Fitch Ratings does not expect significant upside to Brent oil price previous assumption for 2026

Mubasher: The effective closure of the Strait of Hormuz is likely to be temporary given its vital economic role, Fitch Ratings said in a recent statement.

This, alongside global oil market oversupply, should limit oil price rises and mitigate any potential disruptions to Iranian oil supply.

Fitch Ratings stated: “We do not expect significant upside to our December 2025 assumption of an average Brent oil price of $63 per barrel (bbl) for 2026.”

The strait, which closure is the key driver of oil price increases following the 28 February 2026 outbreak of the Iran conflict, is not formally closed but vessels are increasingly avoiding it given the risk of attack by Iran or its proxies, according to the ratings agency.

Oil majors have halted shipments for safety reasons, and insurers are canceling war risk cover for vessels.

Fitch Ratings added: “However, we expect this effective closure of the strait to be temporary. It is a vital artery for seaborne oil transportation, with limited alternative routes.”

Prior to the conflict, around 20 million barrels per day of crude oil and petroleum products transited the strait, accounting for about a quarter of global seaborne oil trade and a fifth of global oil consumption.

About half of the oil volumes transported through the strait are exports from Saudi Arabia and the UAE, with the remainder from Iraq, Kuwait and Iran. About half of these exports go to China and India.

Meanwhile, a protracted closure would affect both exporting and importing countries and therefore is not Fitch Ratings’ baseline assumption. If the strait were to remain effectively closed for a protracted period, naval protection for tanker navigation could be considered, as occurred during the 1980s Iran–Iraq war.

In addition, the global oil market is oversupplied, which should limit the geopolitical risk premium and cap risks to oil price increases.

Global supply growth exceeded demand growth in 2025, a trend that Fitch Ratings expects to continue in 2026.

Meanwhile, supply increased by about 3 million barrels per day in 2025, while demand grew by well below 1 million barrels per day. Fitch Ratings expected a supply growth of 2.4 million barrels per day in 2026, with demand growth of about 800,000 barrels per day.

It added that half of 2025-2026 supply increases come from unaffected non-OPEC+ producers, with OPEC+ spare production capacity is standing at 4.3 million barrels per day.

In addition, global observed oil inventories rose by 1.3 million barrels per day in 2025 to reach their highest level since March 2021.

Moreover, total global inventories stood at 8.2 billion barrels at end-2025, which is seen sufficient to cover a halt in oil shipments through the Strait of Hormuz for over 400 days.

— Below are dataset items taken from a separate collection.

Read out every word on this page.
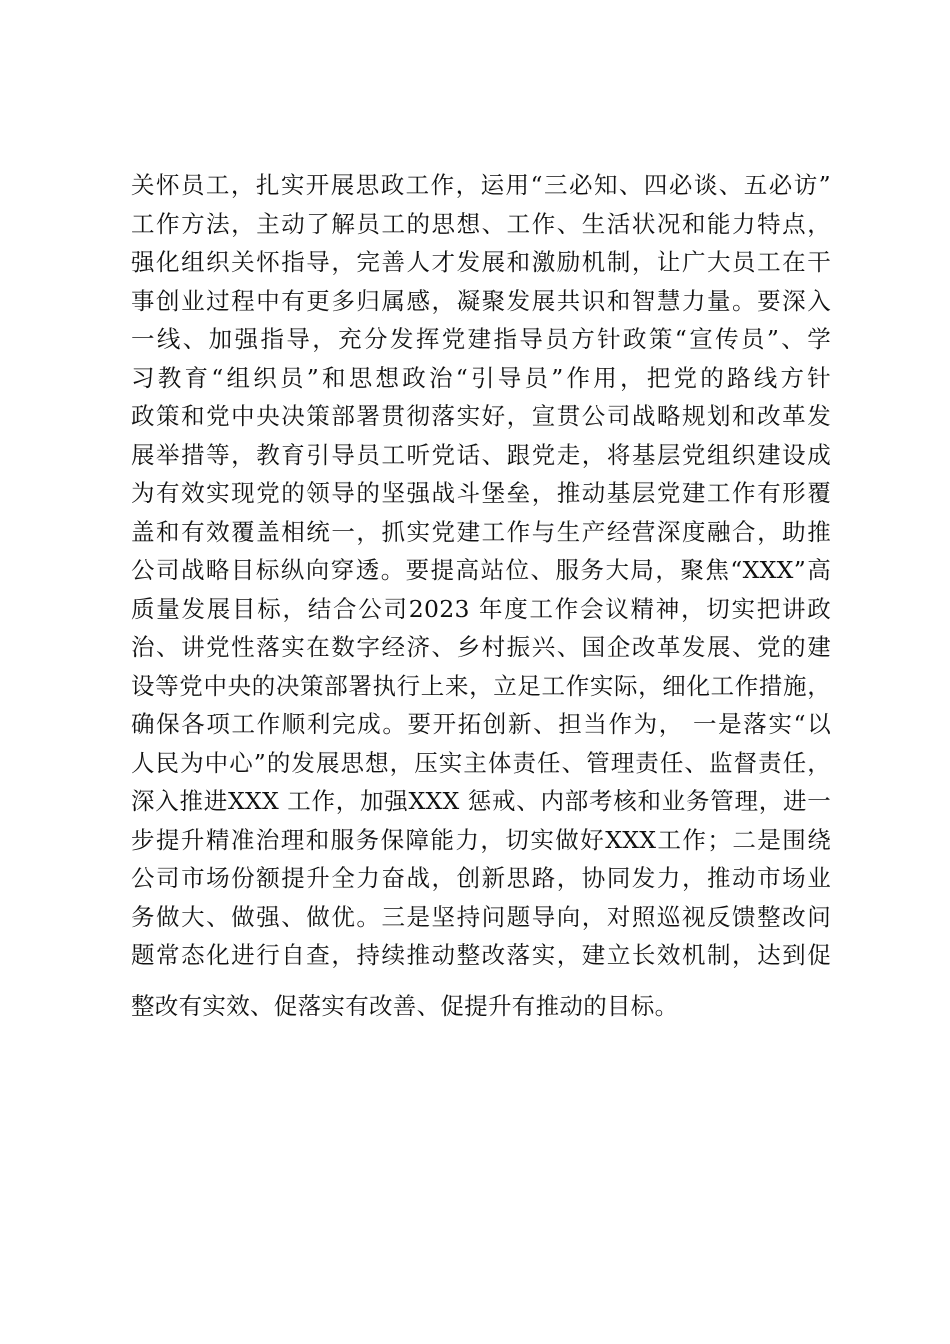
关怀员工，扎实开展思政工作，运用“三必知、四必谈、五必访”
工作方法，主动了解员工的思想、工作、生活状况和能力特点，
强化组织关怀指导，完善人才发展和激励机制，让广大员工在干
事创业过程中有更多归属感，凝聚发展共识和智慧力量。要深入
一线、加强指导，充分发挥党建指导员方针政策“宣传员”、学
习教育“组织员”和思想政治“引导员”作用，把党的路线方针
政策和党中央决策部署贯彻落实好，宣贯公司战略规划和改革发
展举措等，教育引导员工听党话、跟党走，将基层党组织建设成
为有效实现党的领导的坚强战斗堡垒，推动基层党建工作有形覆
盖和有效覆盖相统一，抓实党建工作与生产经营深度融合，助推
公司战略目标纵向穿透。要提高站位、服务大局，聚焦“XXX”高
质量发展目标，结合公司2023 年度工作会议精神，切实把讲政
治、讲党性落实在数字经济、乡村振兴、国企改革发展、党的建
设等党中央的决策部署执行上来，立足工作实际，细化工作措施，
确保各项工作顺利完成。要开拓创新、担当作为， 一是落实“以
人民为中心”的发展思想，压实主体责任、管理责任、监督责任，
深入推进XXX 工作，加强XXX 惩戒、内部考核和业务管理，进一
步提升精准治理和服务保障能力，切实做好XXX工作；二是围绕
公司市场份额提升全力奋战，创新思路，协同发力，推动市场业
务做大、做强、做优。三是坚持问题导向，对照巡视反馈整改问
题常态化进行自查，持续推动整改落实，建立长效机制，达到促
整改有实效、促落实有改善、促提升有推动的目标。
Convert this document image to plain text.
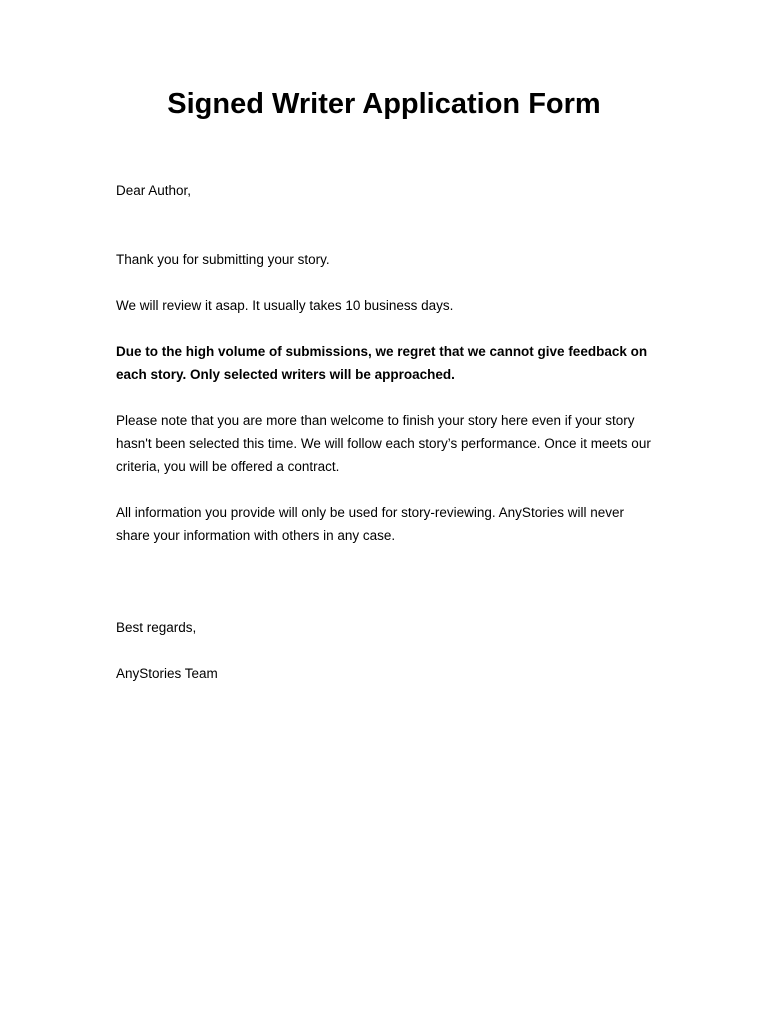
Signed Writer Application Form

Dear Author,

Thank you for submitting your story.

We will review it asap. It usually takes 10 business days.

Due to the high volume of submissions, we regret that we cannot give feedback on each story. Only selected writers will be approached.

Please note that you are more than welcome to finish your story here even if your story hasn't been selected this time. We will follow each story’s performance. Once it meets our criteria, you will be offered a contract.

All information you provide will only be used for story-reviewing. AnyStories will never share your information with others in any case.

Best regards,

AnyStories Team
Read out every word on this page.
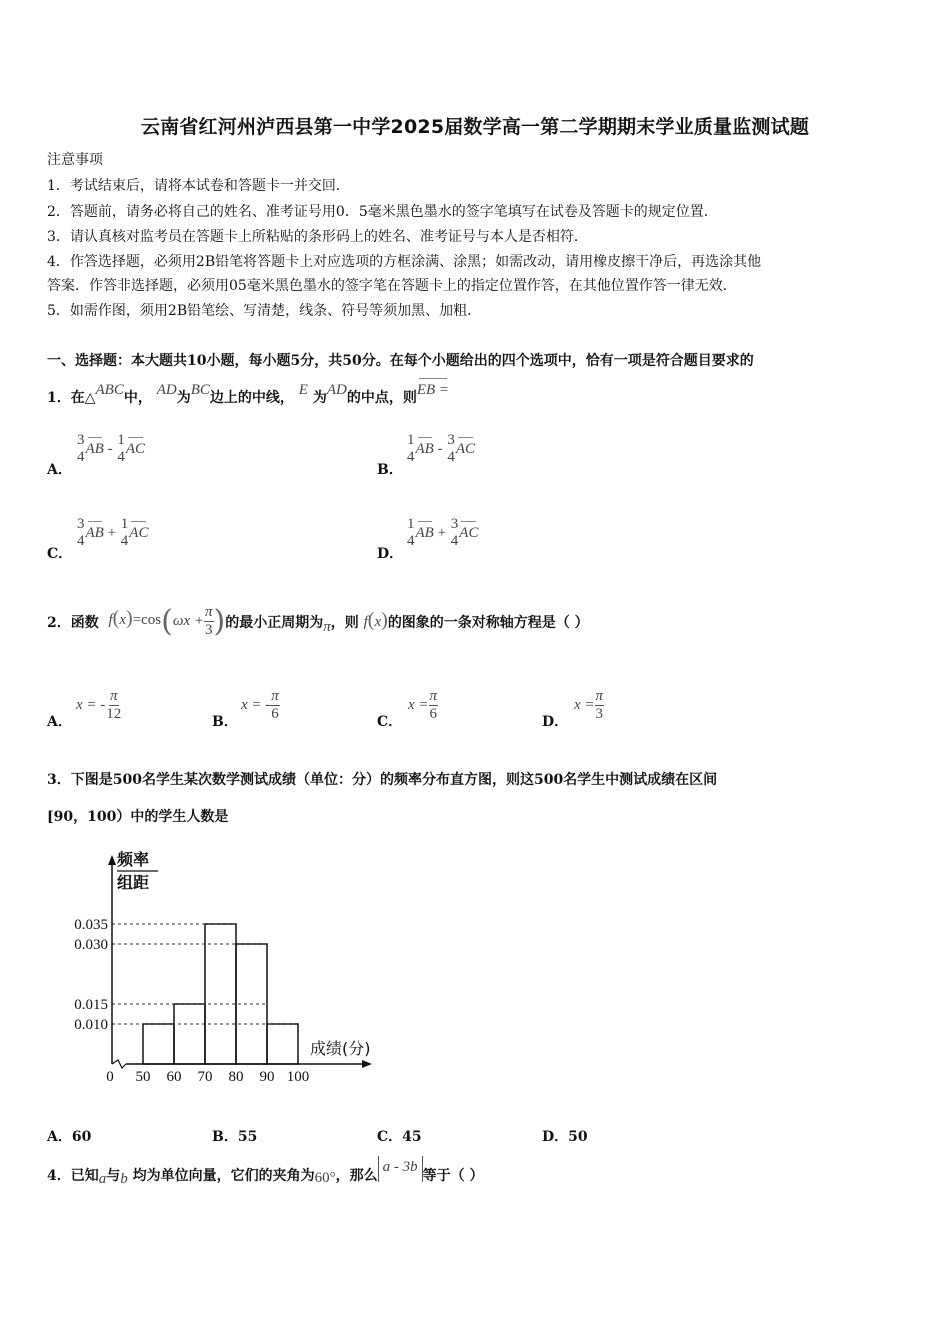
云南省红河州泸西县第一中学2025届数学高一第二学期期末学业质量监测试题
注意事项
1．考试结束后，请将本试卷和答题卡一并交回．
2．答题前，请务必将自己的姓名、准考证号用0．5毫米黑色墨水的签字笔填写在试卷及答题卡的规定位置．
3．请认真核对监考员在答题卡上所粘贴的条形码上的姓名、准考证号与本人是否相符．
4．作答选择题，必须用2B铅笔将答题卡上对应选项的方框涂满、涂黑；如需改动，请用橡皮擦干净后，再选涂其他
答案．作答非选择题，必须用05毫米黑色墨水的签字笔在答题卡上的指定位置作答，在其他位置作答一律无效．
5．如需作图，须用2B铅笔绘、写清楚，线条、符号等须加黑、加粗．
一、选择题：本大题共10小题，每小题5分，共50分。在每个小题给出的四个选项中，恰有一项是符合题目要求的
1．在△ABC中， AD为BC边上的中线， E 为AD的中点，则EB =
A．
3
4
AB
-

1
4
AC
B．
1
4
AB
-

3
4
AC
C．
3
4
AB
+

1
4
AC
D．
1
4
AB
+

3
4
AC
2．函数
f(x)=cos ( $\omega x + \frac{\pi}{3}$ ) 的最小正周期为 π ，则
f(x) 的图象的一条对称轴方程是（ ）
A．
x = - $\frac{\pi}{12}$	B．
x = - $\frac{\pi}{6}$	C．
$x = \frac{\pi}{6}$	D．
$x = \frac{\pi}{3}$
3．下图是500名学生某次数学测试成绩（单位：分）的频率分布直方图，则这500名学生中测试成绩在区间
[90，100）中的学生人数是
0.010
0.015
0.030
0.035
0 50 60 70 80 90 100
频率
组距
成绩(分)
A．60	B．55	C．45	D．50
4．已知 a 与 b
均为单位向量，它们的夹角为 60° ，那么
a - 3b
等于（ ）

Fitch Ratings noted: “Saudi Arabia and the UAE have some infrastructure to bypass the strait, which may mitigate transit disruptions. Saudi Aramco (Saudi Arabian Oil Company; A+/Stable) operates the 5 million barrels per day East–West crude oil pipeline to an export port on the Red Sea.”

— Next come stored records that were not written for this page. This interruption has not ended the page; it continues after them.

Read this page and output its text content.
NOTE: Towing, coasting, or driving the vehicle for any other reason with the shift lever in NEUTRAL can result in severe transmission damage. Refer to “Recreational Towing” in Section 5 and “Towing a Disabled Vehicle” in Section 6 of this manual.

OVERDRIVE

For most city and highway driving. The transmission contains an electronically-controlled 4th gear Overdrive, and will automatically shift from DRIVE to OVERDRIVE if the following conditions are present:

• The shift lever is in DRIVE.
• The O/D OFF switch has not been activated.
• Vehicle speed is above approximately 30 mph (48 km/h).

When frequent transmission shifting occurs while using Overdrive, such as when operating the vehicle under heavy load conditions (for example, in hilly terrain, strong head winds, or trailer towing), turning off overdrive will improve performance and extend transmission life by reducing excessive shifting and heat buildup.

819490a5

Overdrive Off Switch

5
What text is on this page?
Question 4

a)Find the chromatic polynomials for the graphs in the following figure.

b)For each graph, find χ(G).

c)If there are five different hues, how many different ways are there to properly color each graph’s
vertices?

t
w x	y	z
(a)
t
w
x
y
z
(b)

It added: “The UAE operates 1.5 million barrels per day capacity pipeline linking its oil fields to the Fujairah export terminal on the Gulf of Oman with a maximum achieved flow of 1.8 million barrels per day.”

This means that potential supply disruption would be offset by global market oversupply, Fitch Ratings said, noting that “While Iran is a sizeable oil producer, producing about 3.5 million barrels per day and exporting about 2 million barrels per day, it accounts only for about 3.5% of global crude oil production.”

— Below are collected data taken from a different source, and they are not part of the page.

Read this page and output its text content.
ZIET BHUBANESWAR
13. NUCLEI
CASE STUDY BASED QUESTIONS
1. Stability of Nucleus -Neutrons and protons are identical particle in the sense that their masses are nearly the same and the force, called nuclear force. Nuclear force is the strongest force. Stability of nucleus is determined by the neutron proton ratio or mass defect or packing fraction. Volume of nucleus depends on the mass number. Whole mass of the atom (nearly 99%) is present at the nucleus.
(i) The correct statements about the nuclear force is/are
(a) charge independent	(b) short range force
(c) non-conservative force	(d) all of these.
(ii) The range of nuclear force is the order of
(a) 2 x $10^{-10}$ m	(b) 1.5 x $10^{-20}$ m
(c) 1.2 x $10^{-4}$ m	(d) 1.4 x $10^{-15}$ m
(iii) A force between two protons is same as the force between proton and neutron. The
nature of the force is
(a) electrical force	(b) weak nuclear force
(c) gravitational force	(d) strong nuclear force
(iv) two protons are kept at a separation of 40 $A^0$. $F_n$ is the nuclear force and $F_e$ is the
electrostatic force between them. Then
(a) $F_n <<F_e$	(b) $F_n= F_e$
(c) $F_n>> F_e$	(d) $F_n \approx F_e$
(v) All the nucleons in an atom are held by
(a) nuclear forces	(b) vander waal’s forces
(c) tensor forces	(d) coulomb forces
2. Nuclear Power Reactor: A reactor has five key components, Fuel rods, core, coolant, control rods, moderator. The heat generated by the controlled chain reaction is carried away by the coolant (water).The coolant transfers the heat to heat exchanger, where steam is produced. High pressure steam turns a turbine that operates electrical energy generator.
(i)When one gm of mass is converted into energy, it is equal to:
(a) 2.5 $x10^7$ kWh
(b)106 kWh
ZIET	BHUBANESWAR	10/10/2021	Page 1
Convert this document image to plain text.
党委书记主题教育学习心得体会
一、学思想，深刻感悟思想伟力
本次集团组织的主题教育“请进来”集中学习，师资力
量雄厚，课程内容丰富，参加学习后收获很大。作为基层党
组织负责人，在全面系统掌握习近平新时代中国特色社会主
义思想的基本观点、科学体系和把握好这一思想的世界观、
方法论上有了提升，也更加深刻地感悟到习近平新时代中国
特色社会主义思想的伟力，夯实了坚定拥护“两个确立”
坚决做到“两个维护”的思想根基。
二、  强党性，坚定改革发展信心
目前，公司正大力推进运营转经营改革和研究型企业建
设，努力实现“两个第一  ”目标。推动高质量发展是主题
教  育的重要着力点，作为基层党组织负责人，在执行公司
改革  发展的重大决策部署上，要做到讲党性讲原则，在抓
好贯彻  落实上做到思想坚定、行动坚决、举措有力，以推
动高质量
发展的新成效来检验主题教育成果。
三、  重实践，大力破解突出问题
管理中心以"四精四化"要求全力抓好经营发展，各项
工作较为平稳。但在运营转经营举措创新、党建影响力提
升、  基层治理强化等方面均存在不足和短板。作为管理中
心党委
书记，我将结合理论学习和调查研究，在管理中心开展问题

However, the duration and intensity of the increasingly regional conflict remain uncertain. Any protracted blockage of the strait or material and sustained damage to the region’s oil and gas production and transportation infrastructure would materially affect oil markets and likely result in a more material rise in our base case 2026 oil price assumption.

Fitch Ratings concluded that oil price volatility would rise if there were to be any material disruption to Iranian oil production.

Meanwhile, S&P Global Ratings said that companies exporting LNG and oil from the Gulf region through the Strait of Hormuz would feel the effects most acutely.

Earlier, GlobalData noted that Saudi Arabia and the UAE can divert some exports through pipelines and terminals outside Hormuz although capacity is limited and prone to bottlenecks which cannot fully replace seaborne flows.